- Founder: Dr. Guruswamy Siddhan
- Headquarters: 10/2 Nalvar Nagar Kalveerampalayam Bharathiar University (Post), Coimbatore, Tamil Nadu, India 641048

= Anaithinthiya Thamizhaga Munnetra Kazhagam =

Anaithinthiya Thamizhaga Munnetra Kazhagam (All India Federation for the Progress of Tamilians) is a political party in Tamil Nadu, India. It is registered with the Election Commission of India.
Founded by, Dr Guruswami Siddhan, This is a registered political party aiming to unite Mallars and promote political awareness and unity among Devendra Kula Velalars. The party was launched on October 23, 1995, in Madurai, with around 100,000 participants, marking the largest rally in Madurai at that time, supported by a significant police presence.

This party educates Mallars on politics, political theories, and the current caste politics of Tamil Nadu and India. It aims to unite Mallars, Kudumbars, and Devendra Kula Velalars on a political platform, emphasizing that caste unity must be converted into political unity to gain political status and act as a pressure group. The party has contested elections in 1996 and subsequent elections.

==Founder==
Dr. Guruswami Siddhan is a civil engineer and social activist known for his significant contributions to the Devendra Kula Velalar community. Born on 5 May 1941 (official records state 13 August 1942) in Sa. Ganapathi Palayam, Gobichettipalayam Taluk, Erode District, Tamil Nadu.

Grandfather: Periyakarupan Pannadi

Father: Guruswami Pannadi

Mother: Veeramaal Pannadichi

Dr. Siddhan has 5 siblings: Two sisters and Two brothers.
Kunjaaya, Chinnammani, Karupannan, Marriappan.

Dr. Siddhan's youngest brother, Dr. Marriappan or Dr. Marriappa Mallar is also a tamil research scholar, who has authored various books and has played a pivotal part in the community.

Dr. Siddhan holds a B.E. from the Govt. College of Technology, Coimbatore (1964), an M.Sc. (Engg.) from the College of Engineering, Guindy, Chennai (1968), and a Ph.D. from the University of Connecticut, USA (1976). After two decades of teaching at the Tamilnadu Government College of Engineering, he shifted focus to social work in 1984.

Despite his outstanding qualifications and achievements, he faced discrimination when it came to high-level positions, like being denied the Vice-Chancellor role due to his caste background.

He established the Devendra Forum (1989), Devendra Kula Velalar Sangam (1993), and the Mallar Malar monthly magazine (1995) before founding the Anaithinthiya Thamizhaga Munnetra Kazhagam political party in October 1995. This party aims to unite and promote political awareness among the Mallar, Kudumbar, and Devendra Kula Velalar communities. Through the Tamil Culture and Social Research Forum, he collaborates with historians and archaeologists to explore the Devendra clan's history, including the Chola and Pandyan Movendras.

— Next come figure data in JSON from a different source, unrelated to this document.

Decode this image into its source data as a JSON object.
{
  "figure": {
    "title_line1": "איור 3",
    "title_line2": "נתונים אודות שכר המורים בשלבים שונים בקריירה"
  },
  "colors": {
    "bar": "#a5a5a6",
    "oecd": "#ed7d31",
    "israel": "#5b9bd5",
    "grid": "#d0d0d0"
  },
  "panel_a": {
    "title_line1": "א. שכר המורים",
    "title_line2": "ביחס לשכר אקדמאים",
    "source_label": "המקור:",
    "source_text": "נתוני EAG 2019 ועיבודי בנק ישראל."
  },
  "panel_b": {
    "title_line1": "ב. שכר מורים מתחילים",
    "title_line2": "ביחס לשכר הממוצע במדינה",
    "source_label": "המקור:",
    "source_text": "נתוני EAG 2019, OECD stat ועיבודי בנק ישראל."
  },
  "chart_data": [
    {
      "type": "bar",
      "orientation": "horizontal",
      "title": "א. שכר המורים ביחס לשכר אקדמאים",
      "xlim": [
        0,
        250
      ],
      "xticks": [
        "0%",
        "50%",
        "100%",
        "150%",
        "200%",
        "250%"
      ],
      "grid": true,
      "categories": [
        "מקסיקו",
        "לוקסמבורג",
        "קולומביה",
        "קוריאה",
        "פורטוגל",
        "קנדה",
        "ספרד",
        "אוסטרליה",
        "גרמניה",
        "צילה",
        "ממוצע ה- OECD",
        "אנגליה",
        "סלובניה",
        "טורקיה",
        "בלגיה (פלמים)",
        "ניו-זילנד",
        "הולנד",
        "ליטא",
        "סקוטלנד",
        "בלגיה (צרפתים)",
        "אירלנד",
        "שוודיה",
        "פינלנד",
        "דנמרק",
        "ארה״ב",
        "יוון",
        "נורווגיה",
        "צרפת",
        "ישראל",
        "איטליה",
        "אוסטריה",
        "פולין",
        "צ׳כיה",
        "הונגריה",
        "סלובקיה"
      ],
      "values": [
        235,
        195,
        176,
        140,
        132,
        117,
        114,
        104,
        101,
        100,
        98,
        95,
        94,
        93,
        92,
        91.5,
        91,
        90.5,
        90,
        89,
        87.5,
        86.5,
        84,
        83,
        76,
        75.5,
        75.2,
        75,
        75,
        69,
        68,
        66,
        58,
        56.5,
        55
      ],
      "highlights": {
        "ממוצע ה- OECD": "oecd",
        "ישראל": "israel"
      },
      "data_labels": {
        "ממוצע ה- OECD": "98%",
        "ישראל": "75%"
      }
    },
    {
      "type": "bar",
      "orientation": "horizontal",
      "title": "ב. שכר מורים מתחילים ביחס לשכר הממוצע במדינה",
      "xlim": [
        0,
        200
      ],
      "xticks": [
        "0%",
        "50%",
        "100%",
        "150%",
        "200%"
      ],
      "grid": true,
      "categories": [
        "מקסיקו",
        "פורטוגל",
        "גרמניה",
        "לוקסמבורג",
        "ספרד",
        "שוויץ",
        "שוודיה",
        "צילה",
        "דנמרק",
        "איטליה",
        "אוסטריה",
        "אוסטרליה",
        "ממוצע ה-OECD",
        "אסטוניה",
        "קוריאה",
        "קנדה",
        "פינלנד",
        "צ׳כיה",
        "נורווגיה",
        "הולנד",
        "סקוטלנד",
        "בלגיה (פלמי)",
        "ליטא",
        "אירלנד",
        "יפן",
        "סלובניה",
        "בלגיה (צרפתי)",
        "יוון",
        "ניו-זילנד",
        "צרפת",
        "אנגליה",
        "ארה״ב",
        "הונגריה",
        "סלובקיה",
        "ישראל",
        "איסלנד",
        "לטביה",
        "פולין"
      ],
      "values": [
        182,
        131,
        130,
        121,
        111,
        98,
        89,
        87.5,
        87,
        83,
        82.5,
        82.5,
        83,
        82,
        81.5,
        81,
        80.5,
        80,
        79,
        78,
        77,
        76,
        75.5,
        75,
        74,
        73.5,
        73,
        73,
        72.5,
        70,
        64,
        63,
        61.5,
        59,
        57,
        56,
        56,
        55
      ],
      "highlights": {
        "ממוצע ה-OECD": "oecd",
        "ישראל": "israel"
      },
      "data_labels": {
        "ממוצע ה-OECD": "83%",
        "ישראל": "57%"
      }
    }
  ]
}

Dr. Siddhan's publications include Tamil Ilakkiyathil Pallar (Mallar) Devendra Kula Velalar (1993), Thamizhar Panpaattu Varalaaru (three volumes), and numerous research articles on Devendra culture.

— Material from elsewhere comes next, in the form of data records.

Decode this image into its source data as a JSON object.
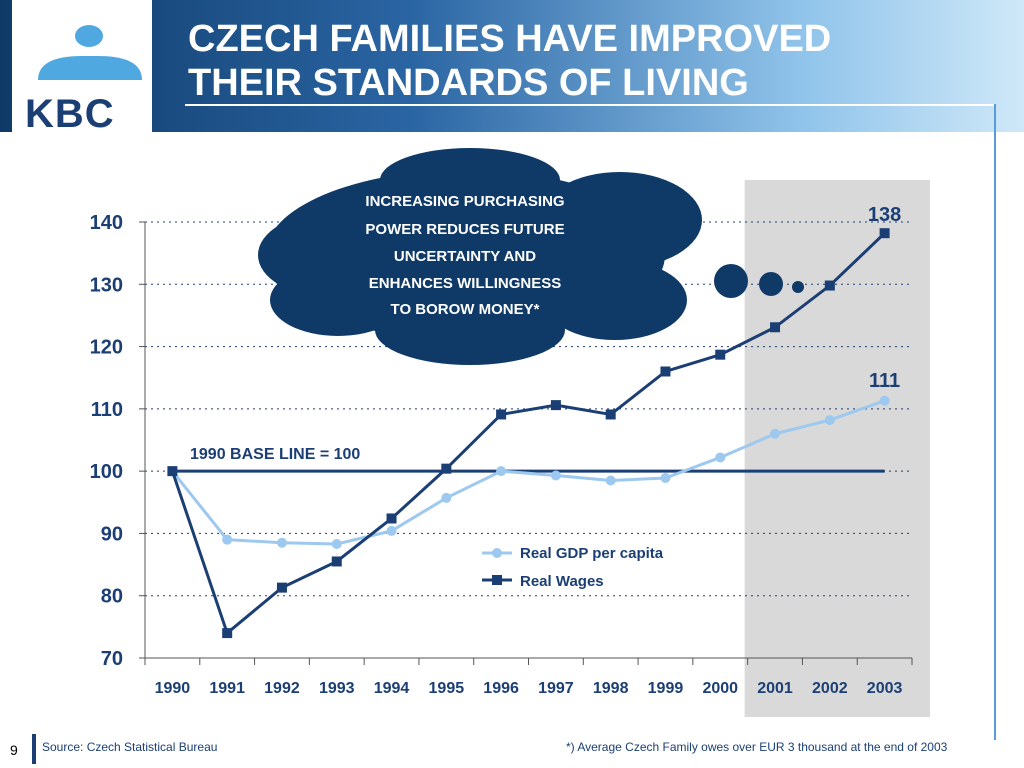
{
  "header": {
    "title_line1": "CZECH FAMILIES HAVE IMPROVED",
    "title_line2": "THEIR STANDARDS OF LIVING",
    "logo_text": "KBC"
  },
  "footer": {
    "page_number": "9",
    "source": "Source: Czech Statistical Bureau",
    "footnote": "*) Average Czech Family owes over EUR 3 thousand at the end of 2003"
  },
  "callout": {
    "lines": [
      "INCREASING PURCHASING",
      "POWER REDUCES FUTURE",
      "UNCERTAINTY AND",
      "ENHANCES WILLINGNESS",
      "TO BOROW MONEY*"
    ]
  },
  "colors": {
    "navy": "#1b3f74",
    "light_blue": "#9dc8f0",
    "shade": "#d9d9d9"
  },
  "chart_data": {
    "type": "line",
    "categories": [
      "1990",
      "1991",
      "1992",
      "1993",
      "1994",
      "1995",
      "1996",
      "1997",
      "1998",
      "1999",
      "2000",
      "2001",
      "2002",
      "2003"
    ],
    "series": [
      {
        "name": "Real GDP per capita",
        "color": "#9dc8f0",
        "marker": "circle",
        "values": [
          100,
          89,
          88.5,
          88.3,
          90.4,
          95.7,
          100,
          99.3,
          98.5,
          98.9,
          102.2,
          106,
          108.2,
          111.3
        ]
      },
      {
        "name": "Real Wages",
        "color": "#1b3f74",
        "marker": "square",
        "values": [
          100,
          74,
          81.3,
          85.5,
          92.4,
          100.4,
          109.1,
          110.6,
          109.1,
          116,
          118.7,
          123.1,
          129.8,
          138.2
        ]
      }
    ],
    "ylim": [
      70,
      140
    ],
    "yticks": [
      70,
      80,
      90,
      100,
      110,
      120,
      130,
      140
    ],
    "baseline": {
      "value": 100,
      "label": "1990 BASE LINE = 100"
    },
    "end_labels": {
      "wages": "138",
      "gdp": "111"
    },
    "highlight_categories": [
      "2001",
      "2002",
      "2003"
    ],
    "grid": "horizontal-dotted",
    "legend_position": "lower-right"
  }
}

He married Annapoorani Siddhan in 1966, and they have two children: G. S Mallika And G. S Senthilkumar. Dr. Siddhan's political presence deteriorated as he aged. He died in March of 2024, succumbing to age related issues.

==Social Reform works==

Siddhan believed that the real way forward for his community was to break free from these imposed identities and focus on gaining economic and political power. He questioned the continued dependence on government reservations and pushed for self-reliance. Siddhan pointed out that many other groups were benefiting more from the reservation system while his community was still being held back by stigma and discrimination.

==Legacy==
Gurusamy Siddhan’s message was clear: true progress requires breaking free from the labels and limitations placed by society. He encouraged education, self-empowerment, and standing up against systemic injustice. Through his words and actions, Siddhan inspired others to challenge the status quo and work towards a more equal future for all.